Las bromas que nos hacen más gracia son las que tocan la esencia de las cosas o la realidad de una manera nueva. Y la de Manolo, aunque tenía mucha intención, resultó tener también mucha verdad, tal vez más de la que creyera en un principio.
Manolo se situó desde antes de empezar en el lugar del OTRO: el de los otros con los que trabaja tan afanadamente, el de EL OTRO Manolo que quizás pueda encontrar para coexistir en este laboratorio y en la vida. Abrir el camino hacia "la otredad", ese palabro tan feo al que los tiempos parecen querer condenarnos maravillosamente.
El "Estoy haciendo una performance" de Manolo ¿fue algo dicho antes de empezar la sesión? Fue dicho antes de entrar, pero, ¿hubo un "antes de"? ¿En qué medida existe realmente ese antes?
Son estas cosas pequeñas las que reconfortan en este trabajo que ya nace. ¿Cuándo estamos en escena? ¿Sólo cuándo lo decimos? ¿Existe una verdad para nuestros actos (teatrales) y otra para nuestros actos(cotidanos)? ¿O esa verdad ha de ser la misma? ¿Puede serlo?

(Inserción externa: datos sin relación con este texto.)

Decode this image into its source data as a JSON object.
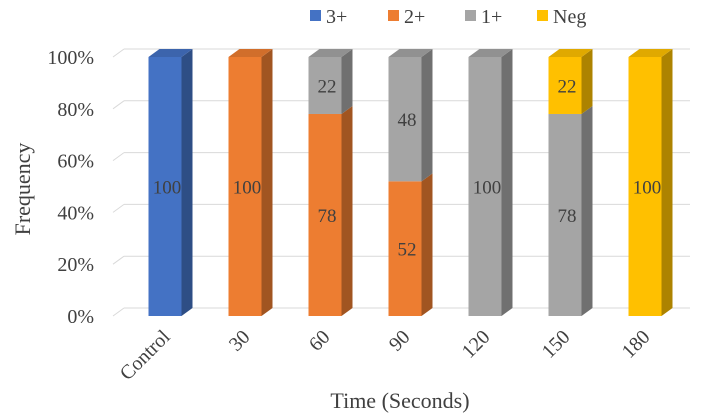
{
  "chart_data": {
    "type": "bar",
    "stacked": true,
    "percent_stacked": true,
    "style": "3d-column",
    "categories": [
      "Control",
      "30",
      "60",
      "90",
      "120",
      "150",
      "180"
    ],
    "series": [
      {
        "name": "3+",
        "color": "#4472C4",
        "values": [
          100,
          0,
          0,
          0,
          0,
          0,
          0
        ]
      },
      {
        "name": "2+",
        "color": "#ED7D31",
        "values": [
          0,
          100,
          78,
          52,
          0,
          0,
          0
        ]
      },
      {
        "name": "1+",
        "color": "#A5A5A5",
        "values": [
          0,
          0,
          22,
          48,
          100,
          78,
          0
        ]
      },
      {
        "name": "Neg",
        "color": "#FFC000",
        "values": [
          0,
          0,
          0,
          0,
          0,
          22,
          100
        ]
      }
    ],
    "xlabel": "Time (Seconds)",
    "ylabel": "Frequency",
    "ylim": [
      0,
      100
    ],
    "yticks": [
      "0%",
      "20%",
      "40%",
      "60%",
      "80%",
      "100%"
    ],
    "grid": true,
    "legend_position": "top",
    "data_labels": true
  }
}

Acción y verdad. Este laboratorio promete, y aún prometiendo, nadie, ni yo mismo, esperaba un encuentro tan rico para este nutritivo primer encuentro. Tanta ilusión y tanta entrega por parte de los alumnos es mágicamente transformada y devuelta en aprendizaje y cuestionamientos. Y es una maravilla ser testigo de eso, de cómo los demás aprenden de sí mismos, de su alteración.
Seguirán pasando cosas. Esto no ha hecho más que empezar. Infinitas gracias, Compañía Teatrejo.